Sources: The Information

Legal Precedent

Supreme Court Cements: No Copyright for AI-Generated Works

The U.S. Supreme Court declined to hear an appeal seeking copyright protection for AI-generated artwork, leaving in place a legal regime in which purely AI-generated works cannot receive copyright. The decision closes — for now — the question of whether output created without human authorship qualifies for intellectual property protection.

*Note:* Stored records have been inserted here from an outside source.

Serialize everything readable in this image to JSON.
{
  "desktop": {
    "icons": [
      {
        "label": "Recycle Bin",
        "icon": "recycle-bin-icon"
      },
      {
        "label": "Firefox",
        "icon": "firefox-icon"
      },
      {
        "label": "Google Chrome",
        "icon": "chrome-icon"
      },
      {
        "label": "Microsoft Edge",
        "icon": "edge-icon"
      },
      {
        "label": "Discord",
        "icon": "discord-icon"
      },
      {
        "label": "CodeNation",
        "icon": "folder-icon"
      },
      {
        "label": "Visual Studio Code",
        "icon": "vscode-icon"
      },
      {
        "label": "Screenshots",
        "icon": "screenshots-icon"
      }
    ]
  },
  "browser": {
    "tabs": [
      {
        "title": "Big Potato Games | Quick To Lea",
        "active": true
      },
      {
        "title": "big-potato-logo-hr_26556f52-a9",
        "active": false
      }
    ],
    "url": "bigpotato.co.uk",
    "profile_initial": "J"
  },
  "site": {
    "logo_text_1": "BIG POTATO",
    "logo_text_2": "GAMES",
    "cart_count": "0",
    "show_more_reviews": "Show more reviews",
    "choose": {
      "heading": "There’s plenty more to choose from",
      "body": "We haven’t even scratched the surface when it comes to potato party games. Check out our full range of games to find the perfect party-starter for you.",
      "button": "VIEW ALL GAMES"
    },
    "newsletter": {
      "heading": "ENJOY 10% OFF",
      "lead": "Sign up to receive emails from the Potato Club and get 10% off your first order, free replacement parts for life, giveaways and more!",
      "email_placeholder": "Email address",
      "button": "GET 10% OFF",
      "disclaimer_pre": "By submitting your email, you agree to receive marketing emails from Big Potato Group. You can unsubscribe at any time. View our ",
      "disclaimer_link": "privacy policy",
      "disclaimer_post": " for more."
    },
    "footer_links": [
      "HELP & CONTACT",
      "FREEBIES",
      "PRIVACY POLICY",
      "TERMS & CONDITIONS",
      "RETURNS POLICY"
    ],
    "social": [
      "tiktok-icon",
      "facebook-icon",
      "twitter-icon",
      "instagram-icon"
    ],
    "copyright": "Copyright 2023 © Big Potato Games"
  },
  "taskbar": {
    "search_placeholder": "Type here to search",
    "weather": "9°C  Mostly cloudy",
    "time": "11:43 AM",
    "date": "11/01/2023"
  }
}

Note: If your institution uses AI to draft documents, designs, or communications, those outputs may not be protectable. Content strategy, procurement specs, and IP policies all need updating — not eventually, now.

Sources: Reuters

Robotics Crosses the Production Line

Xiaomi Humanoid Runs a Real Factory Shift: 3 Hours, 90%+ Accuracy, On the Production Line

Xiaomi’s humanoid robot completed a three-hour autonomous test in an actual car factory, installing self-tapping nuts at 90%+ accuracy while keeping pace with the production line’s 76-second cycle time. This is not a controlled demo environment — it is a production line with real tolerances and real deadlines.

Note: Three hours is a shift segment. 90% is not perfect — but it’s the kind of number that improves with every firmware update. The question for workforce planning is not “will robots replace factory workers” but “how fast does 90% become 99%?”